M. Smil affirme que le processus Haber-Bosch de fixation de l'azote (Bosch a commercialisé l'idée de Haber) est l'invention la plus importante du 20e siècle. Il estime que 40 % des habitants de la planète ne seraient pas en vie aujourd'hui si Haber ne l'avait pas inventé. Sans les engrais synthétiques, des milliards de personnes ne seraient jamais nées.

Le procédé Haber-Bosch consiste à combiner de l'azote et de l'hydrogène sous une chaleur et une pression considérables, l'énergie étant fournie par l'électricité provenant du pétrole, du charbon ou, plus couramment aujourd'hui, du gaz naturel. Une fois que l'humanité a acquis le pouvoir de fixer l'azote, la base de la fertilité des sols est passée d'une dépendance totale à l'égard de l'énergie solaire à une nouvelle dépendance à l'égard des combustibles fossiles.

Grâce à l'augmentation des rendements et des surfaces cultivées, la croissance de la production agricole continue de correspondre à la croissance démographique. Comme le savait Vaclav Smil, cette corrélation contient une causalité : l'augmentation des rendements agricoles a permis la croissance de la population mondiale. Sans ces augmentations de rendement, des milliards de personnes ne seraient jamais nées.

Evolution des rendements céréaliers (kg/hectare) et de la population mondiale (milliards d'habitants) - 1960-2020

Il est temps de réparer les dégâts que nous avons causés

Alors que nous nous lançons dans la décarbonation de nos chaînes alimentaires, nous avons la chance [premièrement] de disposer de marges de manœuvre importantes dans notre approvisionnement alimentaire (biocarburants, viande et déchets) et, deuxièmement que la technologie soit de notre côté.

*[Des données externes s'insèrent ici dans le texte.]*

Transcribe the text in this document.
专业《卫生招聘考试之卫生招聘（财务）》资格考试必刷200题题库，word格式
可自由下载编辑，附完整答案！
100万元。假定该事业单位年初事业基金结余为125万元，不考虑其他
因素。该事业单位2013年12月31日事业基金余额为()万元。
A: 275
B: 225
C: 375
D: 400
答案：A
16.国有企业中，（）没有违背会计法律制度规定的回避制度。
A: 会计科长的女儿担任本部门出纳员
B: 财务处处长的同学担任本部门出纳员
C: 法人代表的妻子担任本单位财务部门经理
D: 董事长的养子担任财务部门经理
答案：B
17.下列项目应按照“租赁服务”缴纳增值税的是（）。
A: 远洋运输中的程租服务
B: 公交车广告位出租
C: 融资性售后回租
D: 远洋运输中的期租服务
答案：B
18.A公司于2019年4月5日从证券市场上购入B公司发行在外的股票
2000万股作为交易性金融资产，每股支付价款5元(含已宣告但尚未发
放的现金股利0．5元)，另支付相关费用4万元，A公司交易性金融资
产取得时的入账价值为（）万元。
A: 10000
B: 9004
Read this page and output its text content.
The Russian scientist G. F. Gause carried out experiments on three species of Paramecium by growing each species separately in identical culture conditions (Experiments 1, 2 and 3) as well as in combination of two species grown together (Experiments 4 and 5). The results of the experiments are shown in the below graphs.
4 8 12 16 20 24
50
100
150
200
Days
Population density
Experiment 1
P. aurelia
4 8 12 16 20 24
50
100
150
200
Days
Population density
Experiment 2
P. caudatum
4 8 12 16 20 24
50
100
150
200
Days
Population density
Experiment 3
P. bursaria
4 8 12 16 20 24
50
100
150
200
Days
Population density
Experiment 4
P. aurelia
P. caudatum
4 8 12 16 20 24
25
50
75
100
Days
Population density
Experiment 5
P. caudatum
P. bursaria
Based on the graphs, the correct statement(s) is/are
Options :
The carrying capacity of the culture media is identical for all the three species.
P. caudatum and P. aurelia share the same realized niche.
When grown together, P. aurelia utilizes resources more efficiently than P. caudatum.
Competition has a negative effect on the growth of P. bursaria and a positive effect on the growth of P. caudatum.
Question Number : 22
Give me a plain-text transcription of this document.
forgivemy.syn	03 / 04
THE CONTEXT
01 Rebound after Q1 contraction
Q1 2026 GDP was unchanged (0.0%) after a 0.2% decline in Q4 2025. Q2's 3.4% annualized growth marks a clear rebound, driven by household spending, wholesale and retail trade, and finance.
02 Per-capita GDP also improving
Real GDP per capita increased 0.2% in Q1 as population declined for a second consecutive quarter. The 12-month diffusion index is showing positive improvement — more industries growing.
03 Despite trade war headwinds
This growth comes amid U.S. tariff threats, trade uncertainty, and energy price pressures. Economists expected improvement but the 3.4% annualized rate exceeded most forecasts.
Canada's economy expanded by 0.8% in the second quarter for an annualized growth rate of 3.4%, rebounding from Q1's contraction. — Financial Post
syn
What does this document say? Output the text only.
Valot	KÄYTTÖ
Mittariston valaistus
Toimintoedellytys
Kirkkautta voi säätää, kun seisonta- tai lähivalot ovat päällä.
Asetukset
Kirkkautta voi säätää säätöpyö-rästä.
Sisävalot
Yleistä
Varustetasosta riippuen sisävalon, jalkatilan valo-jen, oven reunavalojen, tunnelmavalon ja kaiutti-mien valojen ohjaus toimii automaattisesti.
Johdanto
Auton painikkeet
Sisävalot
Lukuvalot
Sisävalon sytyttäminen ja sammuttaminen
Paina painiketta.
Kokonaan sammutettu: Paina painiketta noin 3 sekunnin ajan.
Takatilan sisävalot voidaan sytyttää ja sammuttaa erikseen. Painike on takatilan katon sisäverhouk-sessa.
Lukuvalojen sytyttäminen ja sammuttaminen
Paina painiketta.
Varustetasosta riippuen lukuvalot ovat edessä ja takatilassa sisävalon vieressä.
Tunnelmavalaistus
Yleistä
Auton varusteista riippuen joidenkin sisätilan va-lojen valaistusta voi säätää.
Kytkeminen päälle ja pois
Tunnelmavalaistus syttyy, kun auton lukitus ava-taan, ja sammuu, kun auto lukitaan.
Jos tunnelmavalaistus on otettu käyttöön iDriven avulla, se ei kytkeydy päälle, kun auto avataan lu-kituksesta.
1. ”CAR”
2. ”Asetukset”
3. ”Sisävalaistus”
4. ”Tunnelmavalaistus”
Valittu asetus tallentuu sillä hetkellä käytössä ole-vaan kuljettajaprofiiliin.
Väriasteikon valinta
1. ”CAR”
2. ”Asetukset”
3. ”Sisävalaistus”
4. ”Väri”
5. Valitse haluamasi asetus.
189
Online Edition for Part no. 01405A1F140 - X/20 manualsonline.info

Actuellement, environ 40 % de la production américaine de maïs, 60 % de la production européenne de colza et environ 50 % de la production brésilienne de canne à sucre alimentent des voitures plutôt que des êtres humains. Malgré ces énormes tonnages, les biocarburants ne remplacent qu'environ 2 % des 100 millions de barils de pétrole que le monde utilise chaque jour. Ils constituent une cible évidente pour quiconque s'inquiète d'une éventuelle pénurie alimentaire [800 millions de personnes souffrent de sous-alimentation]. Non seulement la production agricole a suffisamment augmenté pour nourrir la population et alimenter nos voitures, mais elle nous a également permis de manger davantage de viande. Une proportion stupéfiante de 98 % de la production mondiale de soja - et 36 % de la production américaine de maïs - est donnée aux animaux pour produire de la viande et des produits laitiers.

Les animaux, en particulier les bovins, sont relativement inefficaces pour transformer les céréales en viande. Il faut en moyenne 25 kg de nourriture à une vache pour produire un kilo de viande comestible, et 15 kg de nourriture à un mouton pour produire un kilo d'agneau. Les chiffres pour le porc et le poulet sont respectivement de 6,4 kg et 3,3 kg.

L'augmentation des rendements agricoles a contribué à faire baisser les prix des denrées alimentaires par rapport aux revenus. Aux États-Unis, les consommateurs consacrent en moyenne moins de 7 % de leurs revenus à l'alimentation. Dans les années 1950, les consommateurs britanniques consacraient un tiers de leurs revenus à l'alimentation. En 1974, ce pourcentage était tombé à 24 % et il est aujourd'hui inférieur à 10 % [je consacre environ 20% de mon revenu à l'alimentation]. Le faible prix des aliments a encouragé le gaspillage.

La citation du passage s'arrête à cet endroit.